> Are there any perl modules that will allow you to convert MS-Word docs
> to plain text?
You can use Win32::OLE to do this.
Opposite to earlier formats the DOCX format is an open XML format and
information about it is available on the Microsoft website. I don't know
if someone already wrote a parser for it, but at least it should be
possible now.
jue
The docx format only applies to Word 2007. Microsoft have also made their
binary formats for other versions of Word public:
http://www.microsoft.com/interop/docs/OfficeBinaryFormats.mspx
But deciphering these is only necessary if you want to read the files on a
non-Windows system or you don't have a working copy of Microsoft Word. If
you have Microsoft Word available, the most sensible thing to do is to use
Win32::OLE. Here is a quick program to save a Word file as text:
#! perl
use warnings;
use strict;
use Win32::OLE;
use Win32::OLE::Const 'Microsoft.Word';
my $dir = "C:/Documents and Settings/bkb/My Documents/scripts/tests/";
my $doc = $dir."test2.doc";
my $txt = $dir."test.txt";
my $word = Win32::OLE->new('Word.Application', 'Quit')

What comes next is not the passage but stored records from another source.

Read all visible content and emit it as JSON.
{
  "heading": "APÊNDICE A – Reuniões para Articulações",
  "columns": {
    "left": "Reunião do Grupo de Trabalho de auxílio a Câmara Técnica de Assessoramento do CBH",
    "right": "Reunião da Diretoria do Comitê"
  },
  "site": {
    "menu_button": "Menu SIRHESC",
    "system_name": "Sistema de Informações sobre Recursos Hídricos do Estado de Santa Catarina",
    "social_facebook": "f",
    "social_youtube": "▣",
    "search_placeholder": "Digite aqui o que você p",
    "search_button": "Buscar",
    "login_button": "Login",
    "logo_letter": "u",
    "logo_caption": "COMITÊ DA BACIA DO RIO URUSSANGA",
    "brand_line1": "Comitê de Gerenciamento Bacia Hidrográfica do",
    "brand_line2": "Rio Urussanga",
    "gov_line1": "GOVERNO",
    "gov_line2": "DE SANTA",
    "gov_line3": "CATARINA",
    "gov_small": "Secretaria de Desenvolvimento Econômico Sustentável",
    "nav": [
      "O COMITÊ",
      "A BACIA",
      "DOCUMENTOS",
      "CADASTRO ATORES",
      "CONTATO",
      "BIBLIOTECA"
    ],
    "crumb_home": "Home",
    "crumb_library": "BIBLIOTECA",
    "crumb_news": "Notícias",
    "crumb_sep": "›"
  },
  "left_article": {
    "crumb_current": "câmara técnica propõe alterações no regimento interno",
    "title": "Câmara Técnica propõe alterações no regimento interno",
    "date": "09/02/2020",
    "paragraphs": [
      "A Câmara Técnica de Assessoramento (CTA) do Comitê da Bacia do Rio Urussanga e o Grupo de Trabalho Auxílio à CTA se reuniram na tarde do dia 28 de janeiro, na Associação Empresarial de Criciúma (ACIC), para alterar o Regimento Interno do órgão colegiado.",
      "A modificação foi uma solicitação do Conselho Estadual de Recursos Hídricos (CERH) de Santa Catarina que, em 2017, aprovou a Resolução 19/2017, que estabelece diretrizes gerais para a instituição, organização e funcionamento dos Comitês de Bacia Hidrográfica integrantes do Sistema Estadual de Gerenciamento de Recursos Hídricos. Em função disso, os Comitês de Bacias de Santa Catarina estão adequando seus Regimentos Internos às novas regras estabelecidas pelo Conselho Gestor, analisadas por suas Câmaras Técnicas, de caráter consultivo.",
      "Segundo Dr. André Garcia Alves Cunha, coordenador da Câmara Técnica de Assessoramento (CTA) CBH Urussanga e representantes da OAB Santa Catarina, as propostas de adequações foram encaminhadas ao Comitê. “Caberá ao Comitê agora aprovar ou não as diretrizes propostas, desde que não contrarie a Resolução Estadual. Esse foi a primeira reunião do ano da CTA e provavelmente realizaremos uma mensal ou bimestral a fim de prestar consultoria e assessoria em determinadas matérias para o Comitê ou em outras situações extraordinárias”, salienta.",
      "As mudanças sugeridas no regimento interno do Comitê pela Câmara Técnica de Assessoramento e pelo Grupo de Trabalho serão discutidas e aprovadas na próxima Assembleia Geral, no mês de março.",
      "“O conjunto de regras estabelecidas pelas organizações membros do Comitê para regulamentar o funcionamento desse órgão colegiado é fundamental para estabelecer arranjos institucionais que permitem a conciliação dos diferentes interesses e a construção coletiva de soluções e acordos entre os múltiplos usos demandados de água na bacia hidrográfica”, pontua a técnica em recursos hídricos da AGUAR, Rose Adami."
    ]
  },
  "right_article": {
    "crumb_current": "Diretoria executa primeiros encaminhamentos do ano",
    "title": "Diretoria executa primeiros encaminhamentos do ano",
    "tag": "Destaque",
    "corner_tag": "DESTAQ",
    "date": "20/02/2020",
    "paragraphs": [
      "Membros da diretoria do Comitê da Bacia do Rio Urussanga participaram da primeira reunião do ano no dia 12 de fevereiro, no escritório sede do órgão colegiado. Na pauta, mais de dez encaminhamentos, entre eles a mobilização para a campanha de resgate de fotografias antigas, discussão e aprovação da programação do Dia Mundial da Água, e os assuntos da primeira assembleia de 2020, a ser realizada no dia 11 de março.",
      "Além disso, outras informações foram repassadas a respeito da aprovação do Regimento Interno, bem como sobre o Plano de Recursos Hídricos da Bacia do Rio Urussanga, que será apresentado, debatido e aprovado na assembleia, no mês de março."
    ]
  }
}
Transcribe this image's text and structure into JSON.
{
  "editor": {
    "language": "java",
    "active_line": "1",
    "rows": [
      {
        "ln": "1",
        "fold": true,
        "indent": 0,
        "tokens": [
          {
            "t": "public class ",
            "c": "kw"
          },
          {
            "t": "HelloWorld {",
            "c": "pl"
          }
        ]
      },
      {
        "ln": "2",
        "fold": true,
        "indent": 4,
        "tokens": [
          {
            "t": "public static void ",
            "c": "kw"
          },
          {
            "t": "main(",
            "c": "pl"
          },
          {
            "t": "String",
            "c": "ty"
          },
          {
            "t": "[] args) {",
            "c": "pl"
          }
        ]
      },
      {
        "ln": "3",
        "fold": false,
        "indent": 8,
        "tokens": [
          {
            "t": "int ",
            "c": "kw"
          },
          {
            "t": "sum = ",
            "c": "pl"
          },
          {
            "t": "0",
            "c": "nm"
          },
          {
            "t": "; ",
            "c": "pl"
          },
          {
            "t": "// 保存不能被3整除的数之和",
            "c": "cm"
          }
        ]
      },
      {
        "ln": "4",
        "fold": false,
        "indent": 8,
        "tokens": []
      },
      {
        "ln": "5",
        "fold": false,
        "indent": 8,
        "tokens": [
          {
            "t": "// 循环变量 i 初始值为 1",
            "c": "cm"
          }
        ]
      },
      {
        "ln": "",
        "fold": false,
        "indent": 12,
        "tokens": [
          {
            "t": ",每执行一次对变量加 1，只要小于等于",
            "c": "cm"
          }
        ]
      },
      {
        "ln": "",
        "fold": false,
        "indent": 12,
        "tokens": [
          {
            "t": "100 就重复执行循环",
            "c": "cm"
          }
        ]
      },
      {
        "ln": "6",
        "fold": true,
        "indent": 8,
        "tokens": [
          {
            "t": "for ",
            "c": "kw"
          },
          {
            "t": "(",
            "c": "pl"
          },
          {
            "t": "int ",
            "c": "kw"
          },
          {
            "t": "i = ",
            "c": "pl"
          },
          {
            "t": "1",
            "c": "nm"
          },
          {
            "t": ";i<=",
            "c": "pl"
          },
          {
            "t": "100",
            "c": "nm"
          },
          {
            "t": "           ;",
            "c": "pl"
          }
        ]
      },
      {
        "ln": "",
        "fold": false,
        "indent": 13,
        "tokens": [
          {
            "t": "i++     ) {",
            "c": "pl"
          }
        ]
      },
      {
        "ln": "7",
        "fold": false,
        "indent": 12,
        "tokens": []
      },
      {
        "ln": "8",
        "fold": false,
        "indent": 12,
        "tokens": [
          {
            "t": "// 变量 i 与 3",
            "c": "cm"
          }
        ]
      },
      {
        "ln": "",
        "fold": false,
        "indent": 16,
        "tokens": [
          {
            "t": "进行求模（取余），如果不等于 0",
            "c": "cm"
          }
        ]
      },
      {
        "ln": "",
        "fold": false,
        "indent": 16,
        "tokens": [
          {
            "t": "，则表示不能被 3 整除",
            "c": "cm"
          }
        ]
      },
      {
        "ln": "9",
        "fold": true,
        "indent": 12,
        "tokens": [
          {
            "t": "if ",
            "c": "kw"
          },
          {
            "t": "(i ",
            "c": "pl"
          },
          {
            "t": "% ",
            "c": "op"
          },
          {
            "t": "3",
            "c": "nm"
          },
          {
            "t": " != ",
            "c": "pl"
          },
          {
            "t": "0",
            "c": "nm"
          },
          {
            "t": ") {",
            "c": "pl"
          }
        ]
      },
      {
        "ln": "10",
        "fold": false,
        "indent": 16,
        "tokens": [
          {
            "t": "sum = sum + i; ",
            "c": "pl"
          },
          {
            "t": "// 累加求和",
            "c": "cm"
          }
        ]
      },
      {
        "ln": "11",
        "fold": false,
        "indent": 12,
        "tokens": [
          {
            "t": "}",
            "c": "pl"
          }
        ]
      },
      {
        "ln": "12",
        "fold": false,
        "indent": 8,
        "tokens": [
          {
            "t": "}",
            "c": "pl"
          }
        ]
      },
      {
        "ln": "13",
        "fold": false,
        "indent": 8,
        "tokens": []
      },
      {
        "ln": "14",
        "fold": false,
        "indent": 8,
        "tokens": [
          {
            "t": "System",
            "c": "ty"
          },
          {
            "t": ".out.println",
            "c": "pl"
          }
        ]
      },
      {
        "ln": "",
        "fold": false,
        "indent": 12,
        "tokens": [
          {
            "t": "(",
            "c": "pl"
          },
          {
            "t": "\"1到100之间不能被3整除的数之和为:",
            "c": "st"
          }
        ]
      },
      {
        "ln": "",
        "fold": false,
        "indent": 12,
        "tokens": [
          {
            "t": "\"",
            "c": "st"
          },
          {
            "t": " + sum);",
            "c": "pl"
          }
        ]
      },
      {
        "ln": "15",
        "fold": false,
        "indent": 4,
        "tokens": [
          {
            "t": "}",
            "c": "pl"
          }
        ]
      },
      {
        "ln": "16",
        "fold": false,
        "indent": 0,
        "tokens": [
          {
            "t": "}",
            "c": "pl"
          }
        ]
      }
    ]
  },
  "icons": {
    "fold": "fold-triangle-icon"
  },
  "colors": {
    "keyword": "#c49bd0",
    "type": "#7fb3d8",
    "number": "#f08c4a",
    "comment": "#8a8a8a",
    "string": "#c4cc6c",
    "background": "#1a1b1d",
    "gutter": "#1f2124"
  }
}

or die "Word problem: ",Win32::OLE->LastError();
my $document = $word->Documents->Open($doc)
or die "Word problem: ",Win32::OLE->LastError();
$document->SaveAs($txt, wdFormatText);
AFAIK there is no integrated Perl solution for this, but there
are several Perl bridge to external software doing this, such
as:
- Win32::OLE, if you happen to do this in a MS Windows system.
- OpenOffice::UNO supposedly let you control OpenOffice to do
most anything, including open Word document and save it as text
file or extract the text directly. I used OpenOffice UNO from
Java before, not sure how much of UNO implemented in the Perl
module.
- SWISH::Filters use external commant catdoc to extract the text
out of MS Word documents.
--
(stephan paul) Arif Sahari Wibowo
_____ _____ _____ _____
/____ /____/ /____/ /____
_____/ / / / _____/ http://www.arifsaha.com/
I wonder how the result compares to the (non-perl, I think)
program "antiword"?
Any experiences?
David
These two also, anyone compared to "antiword"?
Thanks
David
On May 29, 9:54 pm, dkco...@panix.com (David Combs) wrote:
> In article <alpine.OSX.1.10.0805170909340.5...@imac2006.local>,
> In article <g09frv$9i$1...@ml.accsnet.ne.jp>,
> Ben Bullock <benkasmi...@gmail.com> wrote:
>>But deciphering these is only necessary if you want to read the
>>files on a non-Windows system or you don't have a working copy of
>>Microsoft Word. If you have Microsoft Word available, the most
>>sensible thing to do is to use Win32::OLE. Here is a quick program
>>to save a Word file as text:
> I wonder how the result compares to the (non-perl, I think)
> program "antiword"?
If antiword does something drastically different from Microsoft Word
itself, then that would be a bug. But the script I posted has faults
such as the failure to save the text in text boxes. To do that requires
further work.